Since the 1990s, internet stocks have been perceived as high growth companies. Outside of the well-known internet stocks like Google (NASDAQ:GOOG), Amazon (NASDAQ:AMZN) and Yahoo (NASDAQ:YHOO), many investors still perceive internet stocks as just high flyers with little to no earnings. However, many companies within the internet space have tremendous earnings power and many are now returning some of that cash back to their investors.
In February, Expedia (NASDAQ:EXPE) initiated a quarterly dividend program. TheStreet.com (TSCM) and Marchex (NASDAQ:MCHX) also pay investors a quarterly dividend, but the yields are generally quite small.
Investors who are looking for 6 – 7% dividend yields generally focused on the telecom and utility sectors … not the internet sector.
Within the Dow Jones index, only Verizon (NYSE:VZ) and AT&T (NYSE:T) offer dividend yields above 6%. Among the S&P 500 dividend aristocrats, only Pitney-Bowes (NYSE:PBI) and CenturyLink offer yields in that range.
Investors who want a 6 – 7% dividend yield are generally willing to pay a decent valuation to get it. AT&T, Verizon and CenturyLink all trade at 10-12x consensus 2011 earnings estimates. Even Pitney-Bowes trades at 9x consensus 2011 estimates.
That makes United Online (NASDAQ:UNTD) all the more extraordinary. The internet stock offers an impressive 6.8% dividend yield and yet the stock only trades at 5x consensus 2011 earnings estimates. How many stocks can you buy for only 5x their earnings?
Bears will point out that United Online’s dial-up internet business is declining. No argument there, other than it is dying much, much more slowly than most prognosticators had expected.
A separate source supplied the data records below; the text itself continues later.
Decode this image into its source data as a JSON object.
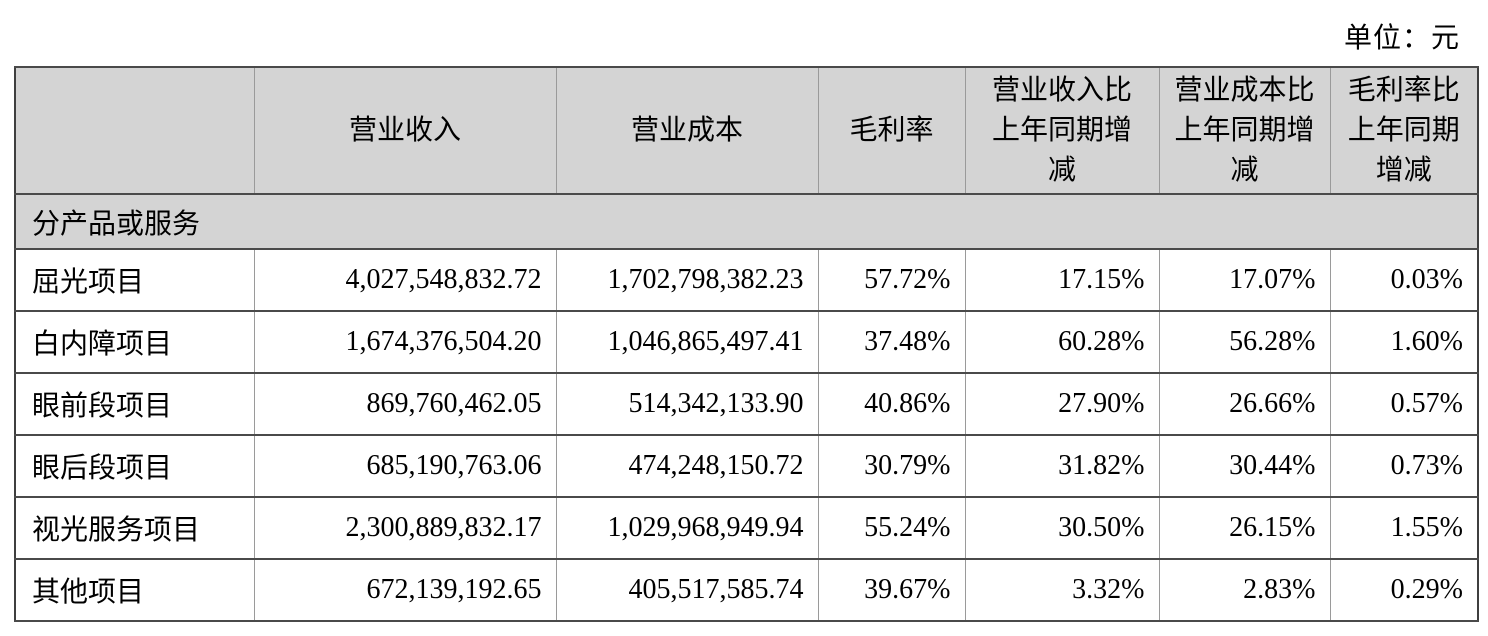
{
  "page": {
    "unit_label": "单位：元"
  },
  "table": {
    "section_header": "分产品或服务",
    "columns": [
      {
        "label": ""
      },
      {
        "label": "营业收入"
      },
      {
        "label": "营业成本"
      },
      {
        "label": "毛利率"
      },
      {
        "label": "营业收入比\n上年同期增\n减"
      },
      {
        "label": "营业成本比\n上年同期增\n减"
      },
      {
        "label": "毛利率比\n上年同期\n增减"
      }
    ],
    "rows": [
      {
        "name": "屈光项目",
        "revenue": "4,027,548,832.72",
        "cost": "1,702,798,382.23",
        "gross_margin": "57.72%",
        "revenue_yoy_change": "17.15%",
        "cost_yoy_change": "17.07%",
        "gross_margin_yoy_change": "0.03%"
      },
      {
        "name": "白内障项目",
        "revenue": "1,674,376,504.20",
        "cost": "1,046,865,497.41",
        "gross_margin": "37.48%",
        "revenue_yoy_change": "60.28%",
        "cost_yoy_change": "56.28%",
        "gross_margin_yoy_change": "1.60%"
      },
      {
        "name": "眼前段项目",
        "revenue": "869,760,462.05",
        "cost": "514,342,133.90",
        "gross_margin": "40.86%",
        "revenue_yoy_change": "27.90%",
        "cost_yoy_change": "26.66%",
        "gross_margin_yoy_change": "0.57%"
      },
      {
        "name": "眼后段项目",
        "revenue": "685,190,763.06",
        "cost": "474,248,150.72",
        "gross_margin": "30.79%",
        "revenue_yoy_change": "31.82%",
        "cost_yoy_change": "30.44%",
        "gross_margin_yoy_change": "0.73%"
      },
      {
        "name": "视光服务项目",
        "revenue": "2,300,889,832.17",
        "cost": "1,029,968,949.94",
        "gross_margin": "55.24%",
        "revenue_yoy_change": "30.50%",
        "cost_yoy_change": "26.15%",
        "gross_margin_yoy_change": "1.55%"
      },
      {
        "name": "其他项目",
        "revenue": "672,139,192.65",
        "cost": "405,517,585.74",
        "gross_margin": "39.67%",
        "revenue_yoy_change": "3.32%",
        "cost_yoy_change": "2.83%",
        "gross_margin_yoy_change": "0.29%"
      }
    ]
  }
}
Dial-up also represents only 18% of UNTD’s revenues, so its importance is often overstated.
The vast majority of UNTD’s revenues come from FTD. The floral retailer posted a 6% growth last quarter, while competitor 1-800 Flowers saw a decline of 6%.
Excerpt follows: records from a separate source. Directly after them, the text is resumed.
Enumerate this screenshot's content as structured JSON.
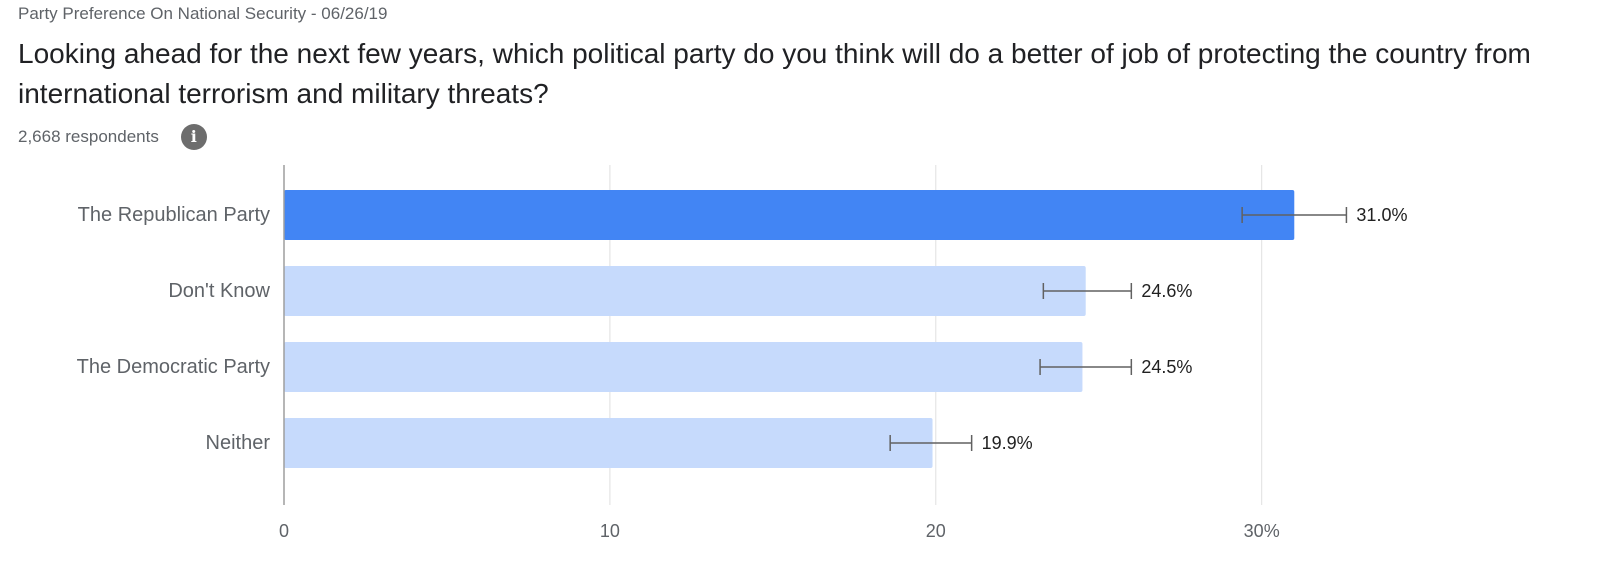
{
  "header": {
    "eyebrow": "Party Preference On National Security - 06/26/19",
    "question": "Looking ahead for the next few years, which political party do you think will do a better of job of protecting the country from international terrorism and military threats?",
    "respondents": "2,668 respondents",
    "info_icon": "info-icon"
  },
  "chart_data": {
    "type": "bar",
    "orientation": "horizontal",
    "categories": [
      "The Republican Party",
      "Don't Know",
      "The Democratic Party",
      "Neither"
    ],
    "values": [
      31.0,
      24.6,
      24.5,
      19.9
    ],
    "value_labels": [
      "31.0%",
      "24.6%",
      "24.5%",
      "19.9%"
    ],
    "error_bars": [
      {
        "low": 29.4,
        "high": 32.6
      },
      {
        "low": 23.3,
        "high": 26.0
      },
      {
        "low": 23.2,
        "high": 26.0
      },
      {
        "low": 18.6,
        "high": 21.1
      }
    ],
    "highlight_index": 0,
    "xlim": [
      0,
      39
    ],
    "xticks": [
      0,
      10,
      20,
      30
    ],
    "xtick_labels": [
      "0",
      "10",
      "20",
      "30%"
    ],
    "grid": true,
    "colors": {
      "highlight": "#4285f4",
      "bar": "#c6dafc",
      "grid": "#e0e0e0",
      "axis": "#9e9e9e",
      "error_bar": "#616161"
    }
  }
}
The company also operates Classmates.com. This forgotten social network generates $200M per year and the company appears to have legitimate opportunities to further monetize this business.
Finally, United Online generated nearly $50 million in free cash flow last quarter which was a 28% growth over the previous year. The company’s cash balances continue to grow (currently at $121M or $1.39 per share) and Wall Street expects the internet stock to earn $1.09 per share next year. That’s enough to easily cover the $.40 per share annual dividend payment.
Investors looking for a cheap internet stock with a high dividend yield may want to give United Online a look. After all, you can get the same yield as you would get by buying AT&T or Verizon and you can get UNTD at an unbelievably cheap valuation.